Wednesday, February 23, 2011

Lock the locks and leave.

Alright, so, before everything bowls over in Radiohead-rage, becoming The National on the weekend, then begetting the new VETO album on Monday, let's not forget The Streets actually released a new - his last - album a few weeks ago! I sorta owe a bit of a run through on this, or at least a point out of the tunes I'm fond of.


Thing is, I quite like it, Computers & Blues. I mean, it's not A Grand Don't Come For Free by any means, but its kinship with the 2002 concept classic is pretty apparent, and I guess Im sort of having my The Streets-period right now. A The Streets period anyhow.


I quite like how his imminent retirement, at least under this alias, as I guess we all know Mike Skinner isn't gonna pack bags at Sainsbury's anytime soon, shines through in a few of the tunes, notably 'Without A Blink' and closer 'Lock The Locks'. The latter is pretty obvious, but the former also deals with the entire ordeal in a nice way, discarding the sentimentality for a new found wildness, and a determination to "go down town without thinking and shout over a drink", echoing the same sort of dilemma as 'When You Wasn't Famous' did on The Hardest Way To Make An Easy Living.

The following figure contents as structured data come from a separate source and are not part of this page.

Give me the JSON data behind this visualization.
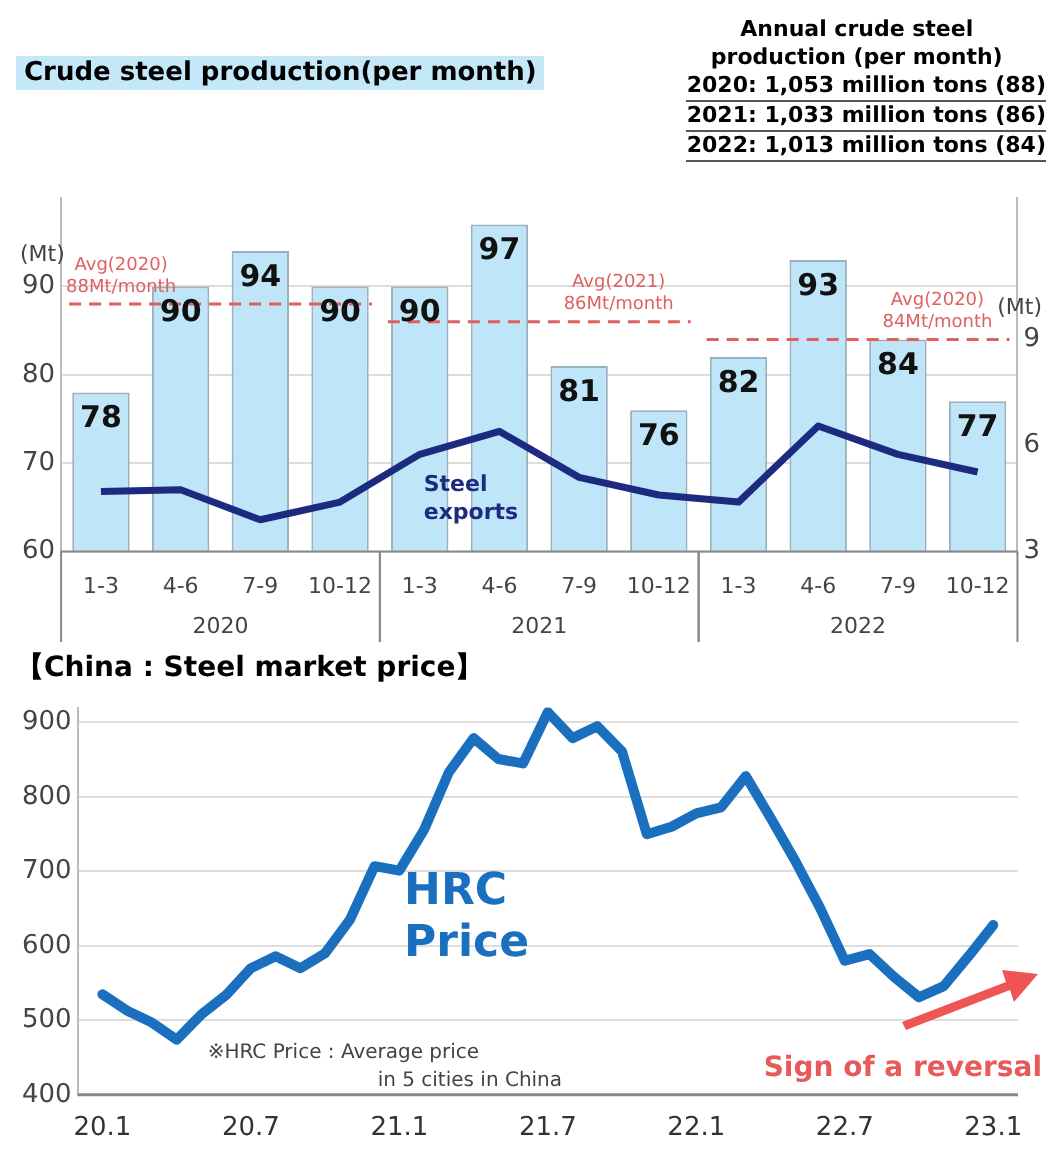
{
  "chart_data": [
    {
      "type": "bar",
      "title": "Crude steel production(per month)",
      "ylabel": "(Mt)",
      "y2label": "(Mt)",
      "categories": [
        "1-3",
        "4-6",
        "7-9",
        "10-12",
        "1-3",
        "4-6",
        "7-9",
        "10-12",
        "1-3",
        "4-6",
        "7-9",
        "10-12"
      ],
      "series": [
        {
          "type": "bar",
          "color": "#bfe6f8",
          "values": [
            78,
            90,
            94,
            90,
            90,
            97,
            81,
            76,
            82,
            93,
            84,
            77
          ],
          "value_labels": [
            "78",
            "90",
            "94",
            "90",
            "90",
            "97",
            "81",
            "76",
            "82",
            "93",
            "84",
            "77"
          ]
        },
        {
          "type": "line",
          "name": "Steel exports",
          "axis": "y2",
          "color": "#1c2a80",
          "values": [
            4.7,
            4.75,
            3.9,
            4.4,
            5.75,
            6.4,
            5.1,
            4.6,
            4.4,
            6.55,
            5.75,
            5.25
          ]
        }
      ],
      "ylim": [
        60,
        100
      ],
      "yticks": [
        60,
        70,
        80,
        90
      ],
      "y2lim": [
        3,
        13
      ],
      "y2ticks": [
        3,
        6,
        9
      ],
      "ref_lines": [
        {
          "axis": "y",
          "value": 88,
          "label": "Avg(2020) 88Mt/month",
          "color": "#e06060",
          "line_style": "dashed"
        },
        {
          "axis": "y",
          "value": 86,
          "label": "Avg(2021) 86Mt/month",
          "color": "#e06060",
          "line_style": "dashed"
        },
        {
          "axis": "y",
          "value": 84,
          "label": "Avg(2020) 84Mt/month",
          "color": "#e06060",
          "line_style": "dashed"
        }
      ],
      "annotations": [
        "Annual crude steel production (per month)",
        "2020: 1,053 million tons (88)",
        "2021: 1,033 million tons (86)",
        "2022: 1,013 million tons (84)",
        "2020",
        "2021",
        "2022"
      ],
      "grid": "y",
      "legend": false,
      "marker": "none"
    },
    {
      "type": "line",
      "title": "【China : Steel market price】",
      "x": [
        "2020-01",
        "2020-02",
        "2020-03",
        "2020-04",
        "2020-05",
        "2020-06",
        "2020-07",
        "2020-08",
        "2020-09",
        "2020-10",
        "2020-11",
        "2020-12",
        "2021-01",
        "2021-02",
        "2021-03",
        "2021-04",
        "2021-05",
        "2021-06",
        "2021-07",
        "2021-08",
        "2021-09",
        "2021-10",
        "2021-11",
        "2021-12",
        "2022-01",
        "2022-02",
        "2022-03",
        "2022-04",
        "2022-05",
        "2022-06",
        "2022-07",
        "2022-08",
        "2022-09",
        "2022-10",
        "2022-11",
        "2022-12",
        "2023-01"
      ],
      "series": [
        {
          "name": "HRC Price",
          "color": "#1a6fbf",
          "values": [
            535,
            513,
            497,
            474,
            508,
            534,
            570,
            586,
            570,
            590,
            635,
            707,
            701,
            756,
            833,
            879,
            851,
            845,
            914,
            879,
            895,
            861,
            750,
            760,
            778,
            786,
            828,
            772,
            714,
            651,
            580,
            589,
            558,
            531,
            546,
            586,
            628
          ]
        }
      ],
      "xlim": [
        "2019-12",
        "2023-02"
      ],
      "xticks": [
        {
          "value": "2020-01",
          "label": "20.1"
        },
        {
          "value": "2020-07",
          "label": "20.7"
        },
        {
          "value": "2021-01",
          "label": "21.1"
        },
        {
          "value": "2021-07",
          "label": "21.7"
        },
        {
          "value": "2022-01",
          "label": "22.1"
        },
        {
          "value": "2022-07",
          "label": "22.7"
        },
        {
          "value": "2023-01",
          "label": "23.1"
        }
      ],
      "ylim": [
        400,
        920
      ],
      "yticks": [
        400,
        500,
        600,
        700,
        800,
        900
      ],
      "annotations": [
        "※HRC Price : Average price in 5 cities in China",
        "Sign of a reversal"
      ],
      "grid": "y",
      "legend": false,
      "marker": "none"
    }
  ]
}
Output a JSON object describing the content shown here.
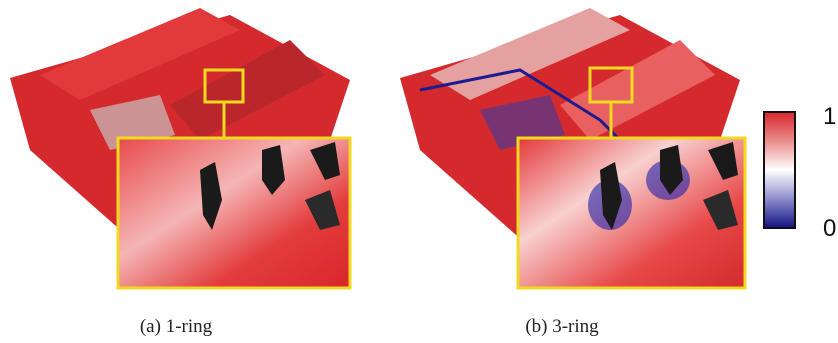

It's kinda hard not liking 'We Can Never Be Friends', which has the same heart-in-throat touch as the epic 'Dry Your Eyes' off the aforementioned A Grand Don't Come For Free. It's straightforwardness, in passages such as "the future lies in you seeing new guys", which is perhaps the one thing one just doesn't want to picture an ex-girlfriend or -lover doing, is pretty impressive, and once again Mike Skinner proves that he's one of the very few who can pull off such almost embarrassingly direct lyrics without making anyone's toes curl.


And really, there are so many awesome lyrical parts on this album. Such as on 'Roof Of Your Car', where Skinner is ruminating on "electrical implants for the brain that simulate raving sensations", wondering what it might be like if one could "get fucked without hanging his health up. Would this be illegal? Would the Daily Mail rail on it?" And is it evil to have to escape daily life? Pretty big questions indeed. Or the pretty amazing quote: "I'm pretty good at puzzles, but puzzled by people" ('Puzzled By People'), which interacts with Bon Iver (purposedly?) lyrically ("so the story goes"). And then there are tunes like 'Soldiers' (where Skinner might, just might, be referencing to his legendary performance at Roskilde 2008 ("eighty thousand people in a state of rowdy fever, there will never be a sequel to this evening") and 'Outside Inside' which are just epic.


Yeah, you see, there's much to like on this album really. Go fetch fellas, it's a pretty decent case of closing down the office!